Dr Hudiono,Msi selaku Ketua KORMI Jatim dalam Rapat Persiapan kegiatan lomba olahraga tradisional yang dihadiri oleh wakil ketua Kormi I Wayan Sudarma,SPd,MM, bersama staf dan dari pihak lain sebagai pelaksana dan tim Admitrasi dalam sambutannya mengatakan bahwa persiapan membutuh pengelolan manajemen pelaksanaan kegiatan olahraga masyarakat go to Pesantren yang terencana dengan baik yang efektif dan efesien.
Acara ini akan diadakan untuk memperingati HUT ke 79 Kemerdekaan RI tahun 2024, disamping untuk meningkatkan kebugaran Masyarakat umum dan anak-anak di lingkungan pondok pesantren dan masyarakat umum.
Dengan diadakan “Lomba olahraga tradisional, untuk meningkatkan minat terhadap olahraga tradisional yang juga merupakan kebudayaan asli setiap daerah,” ujar Hudiono, Ketua KORMI Jatim kepada media klikku.net.
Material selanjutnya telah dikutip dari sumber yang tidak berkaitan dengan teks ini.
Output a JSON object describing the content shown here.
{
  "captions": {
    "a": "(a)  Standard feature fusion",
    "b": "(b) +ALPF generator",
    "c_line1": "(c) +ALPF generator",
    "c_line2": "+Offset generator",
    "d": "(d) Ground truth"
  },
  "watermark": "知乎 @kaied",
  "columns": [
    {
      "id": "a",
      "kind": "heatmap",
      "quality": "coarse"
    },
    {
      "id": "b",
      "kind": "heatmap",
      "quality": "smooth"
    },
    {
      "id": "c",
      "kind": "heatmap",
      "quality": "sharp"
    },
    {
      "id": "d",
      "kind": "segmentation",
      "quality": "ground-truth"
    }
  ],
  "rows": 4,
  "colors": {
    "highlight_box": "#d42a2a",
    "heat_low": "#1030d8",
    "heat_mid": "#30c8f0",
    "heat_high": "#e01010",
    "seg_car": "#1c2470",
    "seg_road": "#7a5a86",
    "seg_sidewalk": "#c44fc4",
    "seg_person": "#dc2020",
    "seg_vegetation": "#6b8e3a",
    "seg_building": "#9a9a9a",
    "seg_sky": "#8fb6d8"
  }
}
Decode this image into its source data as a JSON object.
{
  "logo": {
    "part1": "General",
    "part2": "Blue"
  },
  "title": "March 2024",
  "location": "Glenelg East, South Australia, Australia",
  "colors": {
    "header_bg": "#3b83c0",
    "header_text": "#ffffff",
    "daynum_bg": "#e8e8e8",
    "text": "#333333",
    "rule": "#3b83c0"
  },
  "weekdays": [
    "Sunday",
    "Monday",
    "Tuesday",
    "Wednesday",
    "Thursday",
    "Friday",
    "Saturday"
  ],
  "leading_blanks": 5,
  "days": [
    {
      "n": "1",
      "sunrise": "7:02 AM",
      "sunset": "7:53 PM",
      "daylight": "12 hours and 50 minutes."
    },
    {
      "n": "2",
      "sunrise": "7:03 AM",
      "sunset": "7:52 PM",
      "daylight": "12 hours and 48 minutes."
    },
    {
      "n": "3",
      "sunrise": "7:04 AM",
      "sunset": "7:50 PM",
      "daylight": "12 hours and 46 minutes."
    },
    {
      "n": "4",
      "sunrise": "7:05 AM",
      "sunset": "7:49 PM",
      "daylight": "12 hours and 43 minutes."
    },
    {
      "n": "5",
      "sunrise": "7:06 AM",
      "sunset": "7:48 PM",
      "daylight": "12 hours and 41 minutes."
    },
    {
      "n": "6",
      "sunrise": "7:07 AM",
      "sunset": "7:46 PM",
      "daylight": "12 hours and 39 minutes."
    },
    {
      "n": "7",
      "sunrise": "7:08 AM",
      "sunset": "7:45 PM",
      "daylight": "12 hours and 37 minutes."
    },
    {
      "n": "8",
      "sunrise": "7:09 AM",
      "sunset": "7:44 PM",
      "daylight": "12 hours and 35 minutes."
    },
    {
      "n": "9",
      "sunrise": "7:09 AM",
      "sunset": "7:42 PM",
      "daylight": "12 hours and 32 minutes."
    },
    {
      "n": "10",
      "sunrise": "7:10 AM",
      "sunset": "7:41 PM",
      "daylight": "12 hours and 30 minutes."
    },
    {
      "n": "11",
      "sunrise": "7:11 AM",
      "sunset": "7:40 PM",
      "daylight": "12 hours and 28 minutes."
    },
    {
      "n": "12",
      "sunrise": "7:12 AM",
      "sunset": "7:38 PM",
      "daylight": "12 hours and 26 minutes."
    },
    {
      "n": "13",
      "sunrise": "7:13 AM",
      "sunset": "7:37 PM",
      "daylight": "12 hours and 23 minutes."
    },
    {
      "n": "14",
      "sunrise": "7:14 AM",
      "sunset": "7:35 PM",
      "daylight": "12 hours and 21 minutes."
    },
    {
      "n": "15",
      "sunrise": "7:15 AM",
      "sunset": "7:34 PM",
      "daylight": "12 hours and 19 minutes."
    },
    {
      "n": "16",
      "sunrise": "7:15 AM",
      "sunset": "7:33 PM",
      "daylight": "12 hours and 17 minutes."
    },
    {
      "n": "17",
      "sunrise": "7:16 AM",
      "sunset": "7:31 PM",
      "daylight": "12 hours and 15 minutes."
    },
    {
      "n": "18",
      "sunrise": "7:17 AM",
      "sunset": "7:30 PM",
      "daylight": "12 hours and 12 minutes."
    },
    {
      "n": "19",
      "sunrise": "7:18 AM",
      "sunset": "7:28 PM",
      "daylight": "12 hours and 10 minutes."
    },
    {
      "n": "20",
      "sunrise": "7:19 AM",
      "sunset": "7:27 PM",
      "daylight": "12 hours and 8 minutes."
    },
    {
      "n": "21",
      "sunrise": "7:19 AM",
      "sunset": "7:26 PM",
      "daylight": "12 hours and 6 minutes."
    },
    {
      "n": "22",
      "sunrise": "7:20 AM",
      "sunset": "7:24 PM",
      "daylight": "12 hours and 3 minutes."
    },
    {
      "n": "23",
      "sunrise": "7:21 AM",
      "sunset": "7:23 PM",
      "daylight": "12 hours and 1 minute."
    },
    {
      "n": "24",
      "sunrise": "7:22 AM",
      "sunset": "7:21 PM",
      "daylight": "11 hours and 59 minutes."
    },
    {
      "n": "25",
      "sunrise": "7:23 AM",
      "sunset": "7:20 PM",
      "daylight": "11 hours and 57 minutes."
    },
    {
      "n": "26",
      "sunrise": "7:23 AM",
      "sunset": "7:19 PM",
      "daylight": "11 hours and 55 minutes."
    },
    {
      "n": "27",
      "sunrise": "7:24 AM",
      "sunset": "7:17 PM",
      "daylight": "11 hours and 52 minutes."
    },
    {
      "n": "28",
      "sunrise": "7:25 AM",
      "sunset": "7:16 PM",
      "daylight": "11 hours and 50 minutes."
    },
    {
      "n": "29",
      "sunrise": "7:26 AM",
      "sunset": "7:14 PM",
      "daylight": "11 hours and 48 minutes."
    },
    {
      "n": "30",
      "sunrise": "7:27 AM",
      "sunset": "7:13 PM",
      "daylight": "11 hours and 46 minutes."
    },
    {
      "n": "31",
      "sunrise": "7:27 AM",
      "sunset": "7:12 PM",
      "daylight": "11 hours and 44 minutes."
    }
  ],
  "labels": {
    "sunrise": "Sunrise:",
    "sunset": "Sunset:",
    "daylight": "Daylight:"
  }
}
Pada saat acara Persiapan Rapat Lomba Olahraga Tradisional go to Pesantren di Kantornya Surabaya, Kamis (8/8).
Kegiatan ini memilki tujuan yang bermula dari olahraga tradisional menuju olahraga prestasi. Target atau Goal-nya ialah meningkatkan kebugaran baik yang ada di pesantren maupun masyarakat umum.
Hudiono menyampaikan, dengan melakukan kegiatan ini bisa mengajak masyarakat umum untuk berolahraga sekaligus memperkenalkan olahraga tradisional masyarakat khususnya kaum millenial saat ini yang banyak yang tidak mengenal olahraga tradisional.
Rencananya, lomba olahraga tradisional di Pesantren Pacet Mojokerto ini akan diikuti sekitar 500 orang. Sementara untuk lomba senam akan diikuti sekitar 2.000 orang.
Ada beberapa kegiatan olahraga tradisional yang akan dilombakan di lapangan Ponpes Amanatul ummah nanti, yakni panahan tradisional, terompah batu, terompah panjang, egrang, sepeda tua, lari balok dan bermacam olahraga tradisional lainnya.
“Kegiatan ini akan berlangsung acara satu hari penuh mulai pukul 08.00 – 17.00 WIB. Masyarakat umum silahkan mendaftar dan mengikutinya untuk melestarikan budaya,” kata Hudiono.
Dalam acara ini diketahui, Jenis yang dilombakan yaitu terompah panjang dimainkan dengan kayu panjang dengan ukuran tertentu.
Nantinya masing-masing kubu saling beradu kecepatan dengan jarak yang telah ditentukan. Sementara egrang adalah permainan tradisional yang dimainkan dengan memakai sepasang bambu untuk berjalan.
“Peserta lomba untuk masyarakat umum dengan sejumlah hadiah menarik ini juga bertujuan melestarikan budaya serta untuk kebugaran tubuh. Yang pasti untuk menjalin kesatuan dan persatuan masyarakat,” pungkas Hudiono.